De esta suerte, el mito no es un producto muerto de edades pretéritas, que únicamente sobrevive como narración ociosa. Es una fuerza viva, que constan­temente produce fenómenos nuevos y que constante­mente va apuntalando a la magia con nuevos testimonios. Ésta se mueve en la gloria de su tradición vetusta, pero también crea su atmósfera de mitos siempre nacientes. Del mismo modo que hay un cor­pus de leyendas que ya está fijado y regularizado y constituye el folklore de la tribu, así también existe una corriente de narraciones semejantes a las del tiempo mitológico. La magia es el puente entre la edad dorada de aquel arte primigenio y la taumatur­gia de hoy. Por eso sus fórmulas están llenas de alusiones míticas que, al ser pronunciadas, desencadenan los poderes del pasado y los arrojan al pre­sente.

Con esto vemos también el papel y el significado de la mitología desde un nuevo ángulo. El mito no es una especulación salvaje en torno a los orígenes de las cosas, nacido de un interés filosófico. Tampo­co es el resultado de la contemplación de la natura­leza, una suerte de representación simbólica de sus leyes. Es la constatación histórica de uno de los su­cesos que, de una vez para siempre, dan fe de la verdad de cierta forma de magia. En ocasiones se trata del registro real de una revelación mágica que viene directamente del primer hombre a quien la magia fue revelada en alguna dramática ocasión. Con más frecuencia, el mito lleva en su superficie el sello de que es una mera constatación de cómo aquélla se convirtió en posesión de algún clan, comunidad o tribu. Se trata, en todos los casos, de una garantía de su verdad, de un árbol genealógico de su filiación y de una carta de validez para sus pretensiones. El mito es, como hemos visto, el resultado natural de la fe humana, porque todo poder ha de dar signos de su eficiencia, ha de actuar y ha de saberse que actúa si es que las gentes han de creer en él. Toda creencia engendra su mitología, puesto que no existe fe sin milagros, y los principales mitos cuentan, simple­mente, el primordial milagro de la magia misma.

El mito, hemos de añadir sin más dilación, puede vincularse no sólo a la magia, sino a cualquier forma de poder o demanda social.
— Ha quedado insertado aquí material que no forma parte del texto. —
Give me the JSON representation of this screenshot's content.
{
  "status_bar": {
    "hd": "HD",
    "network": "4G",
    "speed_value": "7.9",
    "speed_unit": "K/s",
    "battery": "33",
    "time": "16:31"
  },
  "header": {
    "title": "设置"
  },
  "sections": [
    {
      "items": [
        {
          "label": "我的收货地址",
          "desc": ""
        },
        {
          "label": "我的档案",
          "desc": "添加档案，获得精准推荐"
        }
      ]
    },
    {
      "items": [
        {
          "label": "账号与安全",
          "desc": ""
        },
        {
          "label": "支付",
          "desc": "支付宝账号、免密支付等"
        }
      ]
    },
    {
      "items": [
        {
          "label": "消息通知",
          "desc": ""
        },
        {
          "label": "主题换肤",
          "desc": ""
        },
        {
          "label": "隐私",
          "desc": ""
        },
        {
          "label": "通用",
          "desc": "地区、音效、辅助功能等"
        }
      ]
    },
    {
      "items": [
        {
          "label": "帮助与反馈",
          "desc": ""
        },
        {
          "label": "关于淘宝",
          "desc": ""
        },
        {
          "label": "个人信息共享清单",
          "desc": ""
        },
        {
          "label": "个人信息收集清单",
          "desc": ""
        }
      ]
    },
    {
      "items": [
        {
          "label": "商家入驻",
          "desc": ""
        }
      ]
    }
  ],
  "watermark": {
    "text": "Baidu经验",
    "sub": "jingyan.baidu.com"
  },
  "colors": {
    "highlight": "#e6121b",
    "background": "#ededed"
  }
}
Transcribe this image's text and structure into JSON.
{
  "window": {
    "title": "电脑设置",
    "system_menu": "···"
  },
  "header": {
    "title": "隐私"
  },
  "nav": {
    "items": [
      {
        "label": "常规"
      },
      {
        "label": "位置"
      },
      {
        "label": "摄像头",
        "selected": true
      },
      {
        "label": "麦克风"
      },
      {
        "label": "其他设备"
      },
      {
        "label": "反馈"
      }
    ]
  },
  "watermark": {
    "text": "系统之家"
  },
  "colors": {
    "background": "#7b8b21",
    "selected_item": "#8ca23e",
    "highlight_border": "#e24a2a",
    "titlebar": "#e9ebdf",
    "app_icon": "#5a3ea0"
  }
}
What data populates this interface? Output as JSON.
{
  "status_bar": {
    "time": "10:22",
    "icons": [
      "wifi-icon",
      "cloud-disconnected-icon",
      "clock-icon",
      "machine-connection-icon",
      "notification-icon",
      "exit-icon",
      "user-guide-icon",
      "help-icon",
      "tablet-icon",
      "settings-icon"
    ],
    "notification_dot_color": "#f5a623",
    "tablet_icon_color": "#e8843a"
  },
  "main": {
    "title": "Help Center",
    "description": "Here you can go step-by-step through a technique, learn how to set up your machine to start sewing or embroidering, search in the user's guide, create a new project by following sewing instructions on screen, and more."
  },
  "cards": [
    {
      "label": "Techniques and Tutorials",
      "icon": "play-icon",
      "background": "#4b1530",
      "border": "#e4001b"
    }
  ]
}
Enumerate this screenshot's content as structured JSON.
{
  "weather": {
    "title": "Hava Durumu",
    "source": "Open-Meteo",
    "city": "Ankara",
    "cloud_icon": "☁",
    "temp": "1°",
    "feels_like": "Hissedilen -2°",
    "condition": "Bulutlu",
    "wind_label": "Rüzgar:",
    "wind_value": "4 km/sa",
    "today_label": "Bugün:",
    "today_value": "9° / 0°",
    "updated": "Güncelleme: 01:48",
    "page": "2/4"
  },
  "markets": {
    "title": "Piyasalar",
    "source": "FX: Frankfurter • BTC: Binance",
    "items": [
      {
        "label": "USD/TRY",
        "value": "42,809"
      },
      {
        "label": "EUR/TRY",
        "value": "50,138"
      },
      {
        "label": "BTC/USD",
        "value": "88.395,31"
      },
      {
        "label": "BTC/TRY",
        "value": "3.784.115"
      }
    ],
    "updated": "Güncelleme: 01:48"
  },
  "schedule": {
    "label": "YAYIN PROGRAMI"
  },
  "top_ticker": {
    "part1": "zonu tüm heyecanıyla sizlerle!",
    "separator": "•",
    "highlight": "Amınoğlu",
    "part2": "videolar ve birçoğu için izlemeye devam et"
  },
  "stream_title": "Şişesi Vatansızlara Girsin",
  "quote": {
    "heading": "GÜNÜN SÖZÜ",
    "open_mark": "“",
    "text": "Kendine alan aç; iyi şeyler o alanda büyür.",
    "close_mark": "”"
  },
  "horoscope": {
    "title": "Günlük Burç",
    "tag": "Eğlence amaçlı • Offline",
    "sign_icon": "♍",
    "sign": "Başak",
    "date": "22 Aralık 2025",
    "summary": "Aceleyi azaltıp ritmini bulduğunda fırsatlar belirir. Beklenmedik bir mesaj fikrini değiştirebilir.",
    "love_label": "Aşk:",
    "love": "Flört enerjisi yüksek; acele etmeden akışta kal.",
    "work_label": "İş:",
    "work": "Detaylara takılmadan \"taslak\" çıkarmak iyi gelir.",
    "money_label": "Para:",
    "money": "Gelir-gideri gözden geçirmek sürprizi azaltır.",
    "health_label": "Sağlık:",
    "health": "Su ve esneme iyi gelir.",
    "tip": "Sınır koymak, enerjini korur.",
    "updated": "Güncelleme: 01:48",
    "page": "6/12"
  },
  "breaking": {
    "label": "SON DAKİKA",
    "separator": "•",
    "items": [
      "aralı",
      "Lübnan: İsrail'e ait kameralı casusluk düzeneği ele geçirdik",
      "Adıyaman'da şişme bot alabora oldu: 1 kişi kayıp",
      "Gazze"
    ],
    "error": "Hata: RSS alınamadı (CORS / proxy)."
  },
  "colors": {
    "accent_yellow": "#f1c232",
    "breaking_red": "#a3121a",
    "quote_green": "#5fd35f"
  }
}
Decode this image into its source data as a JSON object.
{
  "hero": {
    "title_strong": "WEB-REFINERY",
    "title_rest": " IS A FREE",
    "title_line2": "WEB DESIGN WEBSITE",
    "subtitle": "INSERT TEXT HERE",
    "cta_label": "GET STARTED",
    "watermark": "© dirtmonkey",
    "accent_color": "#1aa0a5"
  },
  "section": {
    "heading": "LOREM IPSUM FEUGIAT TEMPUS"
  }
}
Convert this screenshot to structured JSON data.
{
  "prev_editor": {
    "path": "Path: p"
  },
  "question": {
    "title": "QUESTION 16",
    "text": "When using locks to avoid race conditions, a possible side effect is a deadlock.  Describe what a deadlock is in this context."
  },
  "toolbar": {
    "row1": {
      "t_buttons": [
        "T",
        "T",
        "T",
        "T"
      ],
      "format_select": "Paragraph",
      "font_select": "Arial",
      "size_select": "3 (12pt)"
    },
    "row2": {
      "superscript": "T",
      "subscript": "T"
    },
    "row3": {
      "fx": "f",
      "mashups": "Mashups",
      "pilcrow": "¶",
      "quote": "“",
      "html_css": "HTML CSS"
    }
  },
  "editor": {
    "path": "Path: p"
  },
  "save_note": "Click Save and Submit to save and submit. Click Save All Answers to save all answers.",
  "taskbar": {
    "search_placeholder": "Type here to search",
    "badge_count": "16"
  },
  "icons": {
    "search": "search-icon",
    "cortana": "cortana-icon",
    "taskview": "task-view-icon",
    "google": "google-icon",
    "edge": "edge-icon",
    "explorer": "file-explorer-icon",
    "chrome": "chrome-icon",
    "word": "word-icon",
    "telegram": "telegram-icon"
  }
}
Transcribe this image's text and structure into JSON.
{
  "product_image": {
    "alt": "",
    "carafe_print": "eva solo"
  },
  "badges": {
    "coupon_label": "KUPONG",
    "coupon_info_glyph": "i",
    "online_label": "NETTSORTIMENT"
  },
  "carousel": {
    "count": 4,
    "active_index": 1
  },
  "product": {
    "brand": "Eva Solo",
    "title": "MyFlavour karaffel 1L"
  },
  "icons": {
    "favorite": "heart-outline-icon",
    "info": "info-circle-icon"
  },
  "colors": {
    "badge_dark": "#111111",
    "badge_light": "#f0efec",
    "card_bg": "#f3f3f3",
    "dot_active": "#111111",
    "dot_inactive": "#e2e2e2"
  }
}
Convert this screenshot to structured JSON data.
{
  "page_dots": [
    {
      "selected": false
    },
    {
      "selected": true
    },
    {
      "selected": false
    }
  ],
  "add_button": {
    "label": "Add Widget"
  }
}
Se usa siempre para dar cuenta de uno o más privilegios o deberes extra­ordinarios, de las grandes desigualdades sociales, de las pesadas obligaciones del rango, sea de alta o baja alcurnia. También las creencias y poderes de la re­ligión se refieren a sus orígenes en términos mitoló­gicos. El mito religioso, empero, se acerca más a un dogma explícito, cual la creencia en el mundo del más allá, en la creación o en la naturaleza de las di­vinidades, dogmas que vendrían tejidos en forma de leyenda. El mito sociológico, por otra parte, gene­ralmente está y de modo primordial en las culturas primitivas, embebido de consejas sobre las fuentes del poder de la magia. Puede decirse sin exageración alguna que la mitología más típica y más desarrolla­da en las comunidades salvajes es la de la magia, y que la función del mito no es la de explicar, sino la de certificar, no la de satisfacer la curiosidad, sino la de dar confianza en el poder, no la de contar un cuento, sino la de establecer su circulación libre de las injerencias del día, a menudo confiriéndole similar validez de fe. La profunda conexión que existe entre el mito y el culto, la función pragmática del mito al reforzar el credo, ha sido tan persistentemen­te despreciada en favor de la teoría etiológica o ex­plicativa del mito que ha sido necesario que nos extendiésemos en este lugar.